Carole tipped her chin up and broke eye contact. She didn’t know this man. He wasn’t from around here. And he was darn rude to boot.

“Congratulations on the win,” he said as she walked by.

His deep, warm voice, totally without an accent, stopped her. “Thanks,” she said, feeling more unsettled than ever now that she knew he’d been watching her—and Jenny—during the competition. “I don’t know you, do I?”

“We haven’t met yet,” he said, turning toward her. The sun highlighted the right half of his face, showing smooth skin stretched over some mighty fine cheekbones. She suspected this man had his hair styled, not just cut like ordinary people, although she couldn’t see much but a few short, dark-brown strands peeking from beneath his tan Stetson and around his well-shaped ears.

This was no weathered cowboy. From the way he was dressed, in new clothes and expensive boots, she’d be more likely to believe he was one of those models in American Cowboy magazine. He looked as good as one. As a matter of fact, he reminded her of her brother-in-law, Prince Alexi of Belegovia, when he’d dressed like Hank McCauley and fooled her sister Kerry last summer. Alexi and Hank looked enough alike to be twins. Both were handsome as sin, but not as compelling as this stranger, in her opinion.

She realized she’d been giving the man a once-over for way too long. Not too many male-model types came to Ranger Springs, Texas, but that didn’t excuse her ogling.
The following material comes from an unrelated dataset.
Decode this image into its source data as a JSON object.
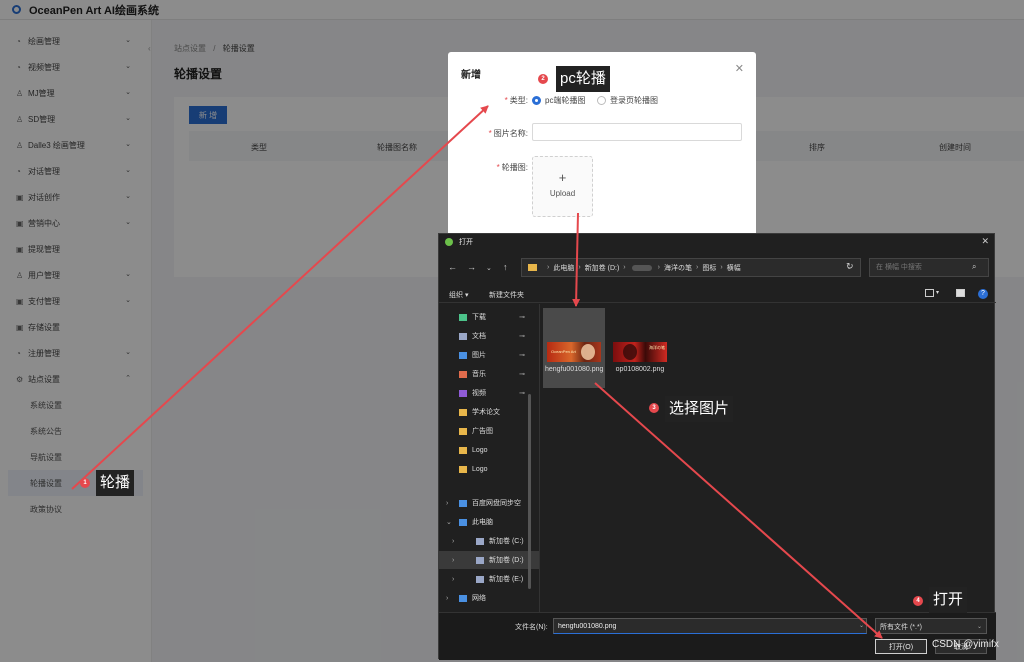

Her mother would have called it downright rude.

“Greg Rafferty,” he said with a smile, extending his hand. “And no, as I’ve already been reminded, I’m not from around here.”

She laughed despite her suspicion over strangers and good-looking men who liked to undress women with their eyes. “I didn’t mean to stare. The sun was in my eyes, and I couldn’t tell if I’d seen you before.”

She shook his hand, noticing his firm, enveloping grip that shot warmth all the way up her arm.

“I can’t use the excuse of sun in my eyes. I’ll admit I was staring.”

He stated the offhand compliment with an intimate kind of amusement that made Carole blush.

She hadn’t blushed in years. She thought she’d forgotten how. She’d apparently also forgotten how to shake hands, because she finally pulled away when she realized she’d been in his gentle grasp for about as long as she’d been staring at him moments ago.

“And you are…”

“I’m sorry. I’m still a little…excited about my daughter’s win.” She took a deep breath and looked into the blue-green eyes of the stranger. “Carole Jacks,” she said, forcing herself to smile pleasantly when she wanted to gawk like a sixteen-year-old.

His expression changed from intimate interest to disbelief in a flash. Seconds later he blinked and schooled his features into a painfully benign mask. “You…” He swallowed, grimacing slightly. “I don’t suppose you have another relative by the same name. A mother or aunt, perhaps?”

“I’m the only one around here that I know of,” she said, more confused by the second.

“I was expecting someone a little…older.” His eyes roamed over her body once more, and she felt that darn warmth seep through her, as hot at the Texas sun beating down on the metal roof above.

She shrugged off her hormone-induced condition. “Older?”

“I came to town expecting to find Alice, or maybe Aunt Bea, and instead I found—”

She stopped him before his eyes started wandering again. “What?”